In 1594, Shakespeare became a shareholder and playwright of a successful theater company called the Lord Chamberlain's Men. Shakespeare held a one-tenth share in the company. In 1599, the Lord Chamberlain's Men built and occupied the Globe Theater, on the south bank of the river Thames in London.

Shakespeare grew rich enough in London to invest in real estate in Stratford. In 1597,he bought New Place, the second-largest house in town.

His career spanned the reigns of Elizabeth I (ruled 1558-1603) and James I (ruled 1603-1625), and his work found favor with both monarchs. In 1603, James paid Shakespeare's company the compliment of allowing them to take the name, The King's Men.

Shakespeare retired from the theater around 1612, and returned to Stratford to live. He died on April 23, 1616, and was buried in the church at Stratford. He was outlived by his wife but left the majority of his estate to his daughter Susanna. Controversy has arisen over his meagre bequest in his will of his “second best bed” to his wife.

Since Shakespeare's death, a controversy known as the Authorship Question has grown up around the topic of who wrote the plays. Some scholars and other analysts do not believe that William Shakespeare of Stratford was the true author They think that the real author borrowed the name as a pseudonym because he wanted to remain anonymous. Rival candidates for authorship include Christopher Marlowe; Sir Francis Bacon; and Mary Sidney Herbert, Countess of Pembroke; but the candidate supported by the most circumstantial evidence is Edward de Vere, the 17th Earl of Oxford

In January 1999, Shakespeare was chosen as British Person of the Millennium by listeners of BBC Radio 4's flagship news and current affairs programme Today. He headed a shortlist including Sir Winston Churchill, Charles Darwin, and William Caxton (credited with introducing the printing press into England).

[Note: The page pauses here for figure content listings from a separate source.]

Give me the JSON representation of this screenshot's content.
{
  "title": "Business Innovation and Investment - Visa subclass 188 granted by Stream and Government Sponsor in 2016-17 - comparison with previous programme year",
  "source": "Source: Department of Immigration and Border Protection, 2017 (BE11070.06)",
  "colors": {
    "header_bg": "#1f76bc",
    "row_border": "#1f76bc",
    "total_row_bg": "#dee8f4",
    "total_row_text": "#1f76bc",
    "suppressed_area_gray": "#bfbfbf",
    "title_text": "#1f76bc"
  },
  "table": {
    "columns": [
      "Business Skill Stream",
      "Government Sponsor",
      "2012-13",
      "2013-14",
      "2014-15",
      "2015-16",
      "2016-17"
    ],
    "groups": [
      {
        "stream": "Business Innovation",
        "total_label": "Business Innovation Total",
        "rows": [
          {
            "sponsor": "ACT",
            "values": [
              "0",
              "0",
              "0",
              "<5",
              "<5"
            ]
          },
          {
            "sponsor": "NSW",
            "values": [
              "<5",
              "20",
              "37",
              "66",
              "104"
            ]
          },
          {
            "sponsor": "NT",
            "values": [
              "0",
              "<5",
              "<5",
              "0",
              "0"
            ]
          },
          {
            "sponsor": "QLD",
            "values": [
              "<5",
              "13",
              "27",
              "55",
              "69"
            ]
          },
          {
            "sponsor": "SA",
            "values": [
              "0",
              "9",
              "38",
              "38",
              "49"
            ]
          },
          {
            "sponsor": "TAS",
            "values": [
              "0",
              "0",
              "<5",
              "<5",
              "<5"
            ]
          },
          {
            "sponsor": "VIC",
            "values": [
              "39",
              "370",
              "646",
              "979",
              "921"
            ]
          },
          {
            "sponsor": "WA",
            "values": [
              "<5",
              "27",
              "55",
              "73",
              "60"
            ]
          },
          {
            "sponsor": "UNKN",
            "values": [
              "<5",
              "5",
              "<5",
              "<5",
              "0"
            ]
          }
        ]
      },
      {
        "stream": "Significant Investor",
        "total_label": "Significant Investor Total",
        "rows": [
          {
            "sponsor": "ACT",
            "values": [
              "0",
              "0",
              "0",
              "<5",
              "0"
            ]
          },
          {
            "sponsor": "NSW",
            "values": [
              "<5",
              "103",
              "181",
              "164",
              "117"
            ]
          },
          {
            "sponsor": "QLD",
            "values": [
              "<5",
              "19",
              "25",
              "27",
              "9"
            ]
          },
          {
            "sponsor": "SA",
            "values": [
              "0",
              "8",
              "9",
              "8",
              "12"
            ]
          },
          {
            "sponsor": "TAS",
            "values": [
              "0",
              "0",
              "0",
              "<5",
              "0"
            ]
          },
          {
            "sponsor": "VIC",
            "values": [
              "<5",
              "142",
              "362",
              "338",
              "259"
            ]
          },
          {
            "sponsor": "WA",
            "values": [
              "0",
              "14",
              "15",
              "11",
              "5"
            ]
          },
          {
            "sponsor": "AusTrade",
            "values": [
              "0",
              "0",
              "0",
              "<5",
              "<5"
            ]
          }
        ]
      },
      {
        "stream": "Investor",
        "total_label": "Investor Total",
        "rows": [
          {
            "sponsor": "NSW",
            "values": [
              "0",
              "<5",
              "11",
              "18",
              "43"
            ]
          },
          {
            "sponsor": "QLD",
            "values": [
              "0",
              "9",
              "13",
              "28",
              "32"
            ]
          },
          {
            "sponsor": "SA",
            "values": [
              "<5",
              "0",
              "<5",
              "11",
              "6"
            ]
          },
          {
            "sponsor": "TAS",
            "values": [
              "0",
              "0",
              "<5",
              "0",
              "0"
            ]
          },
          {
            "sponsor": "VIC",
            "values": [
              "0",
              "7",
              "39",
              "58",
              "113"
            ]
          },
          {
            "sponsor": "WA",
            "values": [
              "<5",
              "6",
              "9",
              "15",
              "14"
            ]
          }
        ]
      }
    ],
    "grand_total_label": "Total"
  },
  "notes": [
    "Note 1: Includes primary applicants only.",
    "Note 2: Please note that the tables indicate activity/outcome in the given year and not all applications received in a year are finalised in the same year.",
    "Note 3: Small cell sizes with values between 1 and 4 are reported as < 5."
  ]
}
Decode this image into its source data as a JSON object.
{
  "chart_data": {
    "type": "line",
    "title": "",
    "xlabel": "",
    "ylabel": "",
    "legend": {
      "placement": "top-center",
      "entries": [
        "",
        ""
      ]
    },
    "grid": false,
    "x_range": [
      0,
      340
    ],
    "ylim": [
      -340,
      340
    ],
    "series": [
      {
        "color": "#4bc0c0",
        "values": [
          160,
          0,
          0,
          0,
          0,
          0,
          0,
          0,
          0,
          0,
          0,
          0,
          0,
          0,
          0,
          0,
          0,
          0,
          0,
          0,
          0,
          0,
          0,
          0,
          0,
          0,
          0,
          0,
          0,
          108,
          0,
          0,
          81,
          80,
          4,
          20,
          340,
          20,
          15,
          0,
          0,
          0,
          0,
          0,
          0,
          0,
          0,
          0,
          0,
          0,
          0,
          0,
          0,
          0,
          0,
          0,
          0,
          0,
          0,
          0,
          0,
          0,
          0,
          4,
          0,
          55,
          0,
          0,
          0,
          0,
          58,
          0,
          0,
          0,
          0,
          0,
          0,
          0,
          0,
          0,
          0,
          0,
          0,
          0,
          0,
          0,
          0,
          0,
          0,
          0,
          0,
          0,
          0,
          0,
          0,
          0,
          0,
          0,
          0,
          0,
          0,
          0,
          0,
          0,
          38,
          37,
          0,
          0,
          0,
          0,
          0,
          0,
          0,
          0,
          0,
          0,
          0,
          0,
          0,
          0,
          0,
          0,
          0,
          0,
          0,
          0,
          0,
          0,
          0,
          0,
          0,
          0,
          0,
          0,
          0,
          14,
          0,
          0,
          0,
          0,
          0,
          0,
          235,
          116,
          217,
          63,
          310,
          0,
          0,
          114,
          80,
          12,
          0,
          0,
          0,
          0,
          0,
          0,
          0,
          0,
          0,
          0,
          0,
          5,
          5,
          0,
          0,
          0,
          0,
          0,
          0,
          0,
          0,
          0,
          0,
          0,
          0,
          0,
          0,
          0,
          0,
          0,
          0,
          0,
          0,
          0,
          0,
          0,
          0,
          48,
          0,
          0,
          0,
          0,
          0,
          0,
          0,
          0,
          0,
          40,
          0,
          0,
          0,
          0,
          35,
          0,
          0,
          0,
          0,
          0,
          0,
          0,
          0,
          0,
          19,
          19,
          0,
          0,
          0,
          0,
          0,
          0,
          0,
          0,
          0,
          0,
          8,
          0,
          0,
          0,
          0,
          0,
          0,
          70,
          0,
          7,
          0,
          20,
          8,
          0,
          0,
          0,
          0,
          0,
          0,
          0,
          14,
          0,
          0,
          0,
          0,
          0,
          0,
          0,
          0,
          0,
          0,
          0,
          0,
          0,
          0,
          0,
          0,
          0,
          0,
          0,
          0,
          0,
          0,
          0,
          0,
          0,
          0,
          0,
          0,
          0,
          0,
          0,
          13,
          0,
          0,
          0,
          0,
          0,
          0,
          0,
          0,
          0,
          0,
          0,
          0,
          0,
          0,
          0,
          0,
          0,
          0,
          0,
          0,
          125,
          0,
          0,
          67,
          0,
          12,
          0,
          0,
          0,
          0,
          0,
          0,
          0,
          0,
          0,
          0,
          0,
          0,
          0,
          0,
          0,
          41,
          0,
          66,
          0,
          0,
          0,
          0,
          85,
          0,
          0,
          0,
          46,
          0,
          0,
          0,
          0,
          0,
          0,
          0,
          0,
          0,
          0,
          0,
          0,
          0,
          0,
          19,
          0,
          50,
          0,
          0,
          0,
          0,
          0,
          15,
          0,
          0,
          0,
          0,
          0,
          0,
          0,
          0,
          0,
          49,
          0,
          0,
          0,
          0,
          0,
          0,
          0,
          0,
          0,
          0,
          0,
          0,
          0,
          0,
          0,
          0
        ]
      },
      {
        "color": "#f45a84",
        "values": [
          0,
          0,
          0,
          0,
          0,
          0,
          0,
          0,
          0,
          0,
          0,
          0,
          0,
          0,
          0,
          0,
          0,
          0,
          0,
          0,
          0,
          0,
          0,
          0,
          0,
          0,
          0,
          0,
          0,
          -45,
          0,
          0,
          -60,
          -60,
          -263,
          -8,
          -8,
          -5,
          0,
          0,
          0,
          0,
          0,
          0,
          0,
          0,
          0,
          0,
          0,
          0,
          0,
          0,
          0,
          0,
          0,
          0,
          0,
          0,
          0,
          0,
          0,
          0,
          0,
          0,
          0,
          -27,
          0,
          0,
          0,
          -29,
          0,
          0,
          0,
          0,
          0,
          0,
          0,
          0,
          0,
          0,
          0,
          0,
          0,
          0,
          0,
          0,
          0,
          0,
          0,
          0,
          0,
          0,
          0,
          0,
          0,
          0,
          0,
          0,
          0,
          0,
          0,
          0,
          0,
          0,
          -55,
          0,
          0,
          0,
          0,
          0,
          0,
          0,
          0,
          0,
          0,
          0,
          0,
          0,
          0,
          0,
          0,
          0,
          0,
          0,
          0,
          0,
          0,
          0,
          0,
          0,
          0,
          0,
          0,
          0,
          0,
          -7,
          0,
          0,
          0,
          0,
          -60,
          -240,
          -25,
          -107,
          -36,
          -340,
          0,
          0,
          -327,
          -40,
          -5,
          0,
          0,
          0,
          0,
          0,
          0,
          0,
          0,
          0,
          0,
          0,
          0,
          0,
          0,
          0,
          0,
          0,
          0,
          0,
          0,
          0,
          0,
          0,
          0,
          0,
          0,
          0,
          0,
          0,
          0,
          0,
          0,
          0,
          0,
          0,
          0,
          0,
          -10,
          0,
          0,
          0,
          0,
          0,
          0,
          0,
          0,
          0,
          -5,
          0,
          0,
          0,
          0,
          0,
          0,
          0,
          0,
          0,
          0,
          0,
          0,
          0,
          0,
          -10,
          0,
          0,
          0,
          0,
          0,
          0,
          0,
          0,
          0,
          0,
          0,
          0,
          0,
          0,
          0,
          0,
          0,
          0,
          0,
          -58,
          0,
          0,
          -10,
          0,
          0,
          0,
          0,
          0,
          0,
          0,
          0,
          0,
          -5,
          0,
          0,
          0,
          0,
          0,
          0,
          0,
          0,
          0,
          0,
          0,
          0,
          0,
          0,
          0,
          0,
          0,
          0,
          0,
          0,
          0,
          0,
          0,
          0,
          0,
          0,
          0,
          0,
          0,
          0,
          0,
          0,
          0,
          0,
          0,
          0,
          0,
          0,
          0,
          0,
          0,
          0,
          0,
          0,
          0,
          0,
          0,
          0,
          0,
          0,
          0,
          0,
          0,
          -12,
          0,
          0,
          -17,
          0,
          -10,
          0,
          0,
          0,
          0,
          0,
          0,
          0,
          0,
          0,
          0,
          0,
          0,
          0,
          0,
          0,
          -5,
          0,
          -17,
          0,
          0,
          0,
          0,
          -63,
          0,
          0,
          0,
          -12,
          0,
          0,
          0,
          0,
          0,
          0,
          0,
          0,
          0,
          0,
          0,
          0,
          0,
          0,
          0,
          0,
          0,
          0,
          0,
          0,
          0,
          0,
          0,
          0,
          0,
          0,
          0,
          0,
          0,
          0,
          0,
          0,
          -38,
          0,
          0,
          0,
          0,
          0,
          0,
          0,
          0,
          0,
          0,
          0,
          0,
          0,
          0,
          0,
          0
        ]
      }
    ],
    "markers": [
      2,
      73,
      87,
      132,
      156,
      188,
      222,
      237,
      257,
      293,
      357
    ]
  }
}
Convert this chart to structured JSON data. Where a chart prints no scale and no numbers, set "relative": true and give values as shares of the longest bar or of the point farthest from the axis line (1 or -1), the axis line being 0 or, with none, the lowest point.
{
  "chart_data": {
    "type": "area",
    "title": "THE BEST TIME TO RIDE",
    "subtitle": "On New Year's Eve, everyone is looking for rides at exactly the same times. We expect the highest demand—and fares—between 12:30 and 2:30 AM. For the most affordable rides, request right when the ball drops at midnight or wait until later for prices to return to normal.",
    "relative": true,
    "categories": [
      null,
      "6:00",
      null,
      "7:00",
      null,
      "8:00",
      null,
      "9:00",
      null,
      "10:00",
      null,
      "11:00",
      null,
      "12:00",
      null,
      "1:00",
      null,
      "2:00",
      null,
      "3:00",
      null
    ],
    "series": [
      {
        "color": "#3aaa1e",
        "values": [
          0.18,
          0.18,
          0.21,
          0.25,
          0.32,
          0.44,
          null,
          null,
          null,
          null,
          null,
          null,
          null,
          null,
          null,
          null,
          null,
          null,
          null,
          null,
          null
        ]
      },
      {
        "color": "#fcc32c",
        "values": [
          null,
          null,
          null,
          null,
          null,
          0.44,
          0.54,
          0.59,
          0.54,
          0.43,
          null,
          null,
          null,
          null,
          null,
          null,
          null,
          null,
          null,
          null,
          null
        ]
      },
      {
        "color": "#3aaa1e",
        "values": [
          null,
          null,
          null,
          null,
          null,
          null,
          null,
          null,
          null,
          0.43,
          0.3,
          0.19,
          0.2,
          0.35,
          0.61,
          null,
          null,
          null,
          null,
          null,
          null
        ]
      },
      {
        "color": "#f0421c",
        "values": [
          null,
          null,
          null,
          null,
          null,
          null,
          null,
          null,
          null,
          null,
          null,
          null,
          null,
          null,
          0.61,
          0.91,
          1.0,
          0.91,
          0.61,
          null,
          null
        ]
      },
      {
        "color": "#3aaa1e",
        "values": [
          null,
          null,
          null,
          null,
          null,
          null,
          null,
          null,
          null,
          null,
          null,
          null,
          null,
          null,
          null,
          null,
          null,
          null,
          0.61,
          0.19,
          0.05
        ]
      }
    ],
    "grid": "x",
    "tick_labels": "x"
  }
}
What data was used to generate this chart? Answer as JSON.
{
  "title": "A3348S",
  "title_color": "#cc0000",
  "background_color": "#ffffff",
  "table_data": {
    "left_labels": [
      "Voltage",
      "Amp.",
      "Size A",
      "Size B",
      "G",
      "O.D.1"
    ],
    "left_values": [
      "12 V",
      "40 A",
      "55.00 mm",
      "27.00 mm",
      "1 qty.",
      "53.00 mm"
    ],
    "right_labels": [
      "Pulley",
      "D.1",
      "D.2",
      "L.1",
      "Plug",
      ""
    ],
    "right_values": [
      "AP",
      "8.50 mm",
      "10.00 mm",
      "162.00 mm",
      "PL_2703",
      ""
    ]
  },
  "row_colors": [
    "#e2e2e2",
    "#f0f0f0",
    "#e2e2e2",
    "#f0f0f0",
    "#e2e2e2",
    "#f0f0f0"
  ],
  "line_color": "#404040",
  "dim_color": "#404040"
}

Shakespeare’s works continue to be performed and filmed worldwide today. They are translated into many languages and appear to appeal to people of widely different cultures. Shakespeare’s continuing popularity seems to confirm the words of his fellow playwright and contemporary, Ben Jonson, who in his preface to the First Folio of 1623 wrote, “He was not of an age, but for all time!”